I know there’s grace for me, because she blogs about it all the time, this Ann. She reassures me that no matter what, there is also grace for me. And yet, I don’t feel it when I look around the daily mess and chaos in this house. Boxes fill the living room where chairs were put together, papers lie strewn where they were thrown by carelessness, or by an inability to figure out where else to put them. A blue sticky lizard hangs from the middle of the ceiling…. thrown there several days ago. I’m not sure when it will fall.

Piles of paper surround me.

In the bedroom, furniture was moved out and in its place are laundry baskets and cardboard boxes containing clothing. I wrinkle my brow, trying hard to figure out which basket I put my running pants into. Because, once again, in the chaos and commotion of life, exercise becomes last priority. (When was the last time I squeezed into my work out gear again?)  The garden was not put to rest properly and now the snow covers the dead strands of once-living beings who stretched up for the light, drank the spring rains and provided nectar for busy bees to make their winter nourishment.

A month of full-time work has taken its toll. It seems amid the after-school and evening activities of reading and homework and chores and piano practise and negotiating the conflicts, while making and cleaning up dinner, there lies little quiet space in which to organize the messes, or simply sit and still my heart.

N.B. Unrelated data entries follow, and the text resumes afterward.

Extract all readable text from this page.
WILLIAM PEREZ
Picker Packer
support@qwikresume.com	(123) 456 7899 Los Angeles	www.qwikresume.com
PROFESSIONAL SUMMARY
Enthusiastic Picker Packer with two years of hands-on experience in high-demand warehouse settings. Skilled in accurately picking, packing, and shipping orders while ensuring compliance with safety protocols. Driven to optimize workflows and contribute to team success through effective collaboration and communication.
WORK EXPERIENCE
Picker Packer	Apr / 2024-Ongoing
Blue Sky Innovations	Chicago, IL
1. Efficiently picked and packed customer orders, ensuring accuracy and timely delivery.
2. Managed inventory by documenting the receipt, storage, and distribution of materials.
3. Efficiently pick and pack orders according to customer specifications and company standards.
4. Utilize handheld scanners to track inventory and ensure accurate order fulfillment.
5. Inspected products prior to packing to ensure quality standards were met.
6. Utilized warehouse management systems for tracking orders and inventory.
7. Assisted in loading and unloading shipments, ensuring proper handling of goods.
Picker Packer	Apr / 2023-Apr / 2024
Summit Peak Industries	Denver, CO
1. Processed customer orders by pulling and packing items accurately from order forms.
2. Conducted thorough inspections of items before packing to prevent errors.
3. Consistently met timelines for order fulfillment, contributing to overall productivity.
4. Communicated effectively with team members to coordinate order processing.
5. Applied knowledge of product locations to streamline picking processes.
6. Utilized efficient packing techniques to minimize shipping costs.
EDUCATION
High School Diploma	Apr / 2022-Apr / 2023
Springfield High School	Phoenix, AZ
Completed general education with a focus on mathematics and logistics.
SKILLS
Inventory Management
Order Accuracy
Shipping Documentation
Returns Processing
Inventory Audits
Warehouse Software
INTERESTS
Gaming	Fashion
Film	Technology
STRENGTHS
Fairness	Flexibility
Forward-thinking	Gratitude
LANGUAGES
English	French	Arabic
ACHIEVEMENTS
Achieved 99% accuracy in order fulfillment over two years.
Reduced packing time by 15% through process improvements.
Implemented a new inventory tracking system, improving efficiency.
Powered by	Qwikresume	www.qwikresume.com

Everywhere I go people ask me: Are you ready for Christmas?

This is supposed to be the season of Advent; the season of preparing my heart, of making room for the King. And yet all around me is noise. All around me is mess.

*sigh*

I no longer have the excuse of extreme littles consuming all my time and energy. At this stage in the game, I’m supposed to be baking and decorating cookies with them over steaming mugs of cider or hot chocolate, while Christmas tunes pipe happy in the background.

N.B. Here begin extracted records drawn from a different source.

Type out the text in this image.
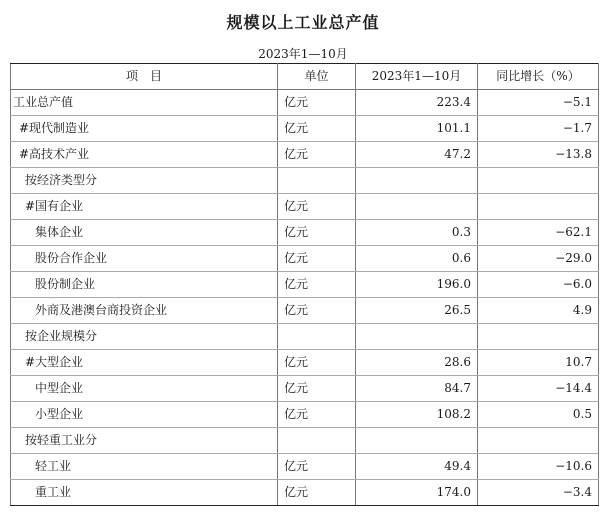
规模以上工业总产值
2023年1—10月
项　目	单位	2023年1—10月	同比增长（%）
工业总产值	亿元	223.4	−5.1
#现代制造业	亿元	101.1	−1.7
#高技术产业	亿元	47.2	−13.8
按经济类型分			
#国有企业	亿元		
集体企业	亿元	0.3	−62.1
股份合作企业	亿元	0.6	−29.0
股份制企业	亿元	196.0	−6.0
外商及港澳台商投资企业	亿元	26.5	4.9
按企业规模分			
#大型企业	亿元	28.6	10.7
中型企业	亿元	84.7	−14.4
小型企业	亿元	108.2	0.5
按轻重工业分			
轻工业	亿元	49.4	−10.6
重工业	亿元	174.0	−3.4
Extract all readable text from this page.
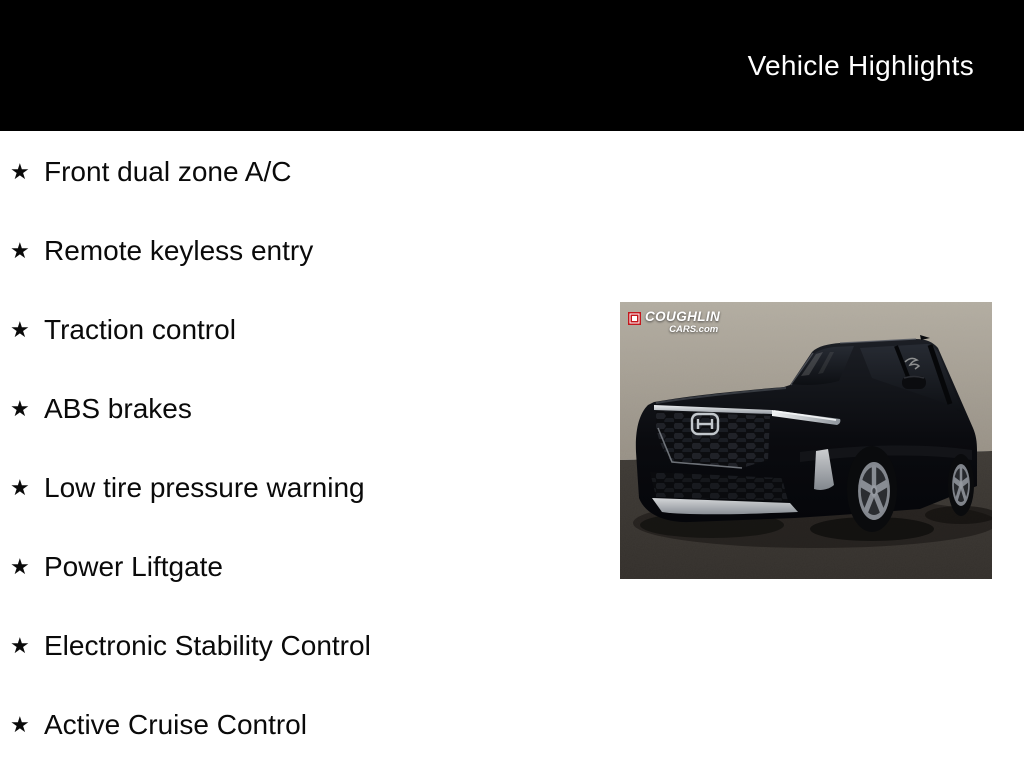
Vehicle Highlights
★ Front dual zone A/C
★ Remote keyless entry
★ Traction control
★ ABS brakes
★ Low tire pressure warning
★ Power Liftgate
★ Electronic Stability Control
★ Active Cruise Control
COUGHLIN
CARS.com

One of my youngest asked this morning if we could drop his letter to Santa on our way to school. “No time!” I said. The box is nowhere near our route to school. I had to wait outside because my winter gear was turning me into a sweat bucket in the front foyer. After waiting 5 minutes for him to emerge from our house, laden by his knapsack, lunchbag and snow gear, we set off. It is only at the church parking lot, that I realize he no longer has his knapsack nor his lunch. I send him back to get it. He doggedly tracks back home, yelling, “I don’t want to go to school!” and after waiting the requisite 2 minutes and 42 seconds for him to rejoin us, I trudge back through the snow to go get him so that we could still make it to school before the bell. I found him sitting outside on the bags of mulch that were purchased this summer and never made it to the garden, yet another reminder of what I don’t get done. I gently encouraged him to ‘walk’ the route with me pullingholding his hand, but what I see is that he needs time.

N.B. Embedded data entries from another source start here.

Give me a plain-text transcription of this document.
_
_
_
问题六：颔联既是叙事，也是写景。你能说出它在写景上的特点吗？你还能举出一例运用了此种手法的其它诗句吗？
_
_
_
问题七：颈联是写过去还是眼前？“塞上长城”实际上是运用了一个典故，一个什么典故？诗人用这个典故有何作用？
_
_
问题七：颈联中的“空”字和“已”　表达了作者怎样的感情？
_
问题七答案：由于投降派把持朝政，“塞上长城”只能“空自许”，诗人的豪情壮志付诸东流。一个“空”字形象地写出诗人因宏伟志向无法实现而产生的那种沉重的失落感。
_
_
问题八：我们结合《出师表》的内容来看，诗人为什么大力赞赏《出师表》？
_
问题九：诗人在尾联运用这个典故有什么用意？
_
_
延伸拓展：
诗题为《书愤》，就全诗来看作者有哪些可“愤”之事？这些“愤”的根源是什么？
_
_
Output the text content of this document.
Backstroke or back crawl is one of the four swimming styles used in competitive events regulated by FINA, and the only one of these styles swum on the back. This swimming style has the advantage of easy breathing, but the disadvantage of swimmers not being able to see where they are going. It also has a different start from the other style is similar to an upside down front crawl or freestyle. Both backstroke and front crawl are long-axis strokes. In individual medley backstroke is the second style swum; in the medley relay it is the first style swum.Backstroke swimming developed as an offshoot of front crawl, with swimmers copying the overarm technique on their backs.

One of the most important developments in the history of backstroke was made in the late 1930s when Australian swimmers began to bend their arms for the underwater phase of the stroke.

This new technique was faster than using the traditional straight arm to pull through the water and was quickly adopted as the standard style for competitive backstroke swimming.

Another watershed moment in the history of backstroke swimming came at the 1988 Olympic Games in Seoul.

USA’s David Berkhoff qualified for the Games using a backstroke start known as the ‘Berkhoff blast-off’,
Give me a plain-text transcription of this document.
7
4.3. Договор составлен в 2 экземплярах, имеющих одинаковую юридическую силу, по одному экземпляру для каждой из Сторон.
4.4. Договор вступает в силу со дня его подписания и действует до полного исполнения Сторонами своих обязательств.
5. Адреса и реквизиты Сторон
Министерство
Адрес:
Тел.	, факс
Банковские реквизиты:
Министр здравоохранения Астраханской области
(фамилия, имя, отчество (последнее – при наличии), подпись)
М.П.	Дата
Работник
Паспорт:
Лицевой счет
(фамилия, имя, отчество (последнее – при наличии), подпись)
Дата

He needs time, without the frantic pace that life dictates. He feels burdened by what he is carrying.

And then I realized that I too, need time. I need time to listen for that still, small voice: the one that belongs to the God of the Universe, who loves me unconditionally, even if my living room looks like a bomb went off, the bedrooms need serious attention and I can’t remember the last time I cleaned up the laundry room. I need to let go of the burdens of expectation I am carrying that feel heavy.

So I put on this song. And I breathe. I wait. I wait for the peace of Christ to fill my heart. I leave the mess behind me.

Jesus, you are real. You are waiting for me to drop my burdens and just sit with you. Please grant me grace to find time to do just that. To let go of other things and just sit and find your Peace.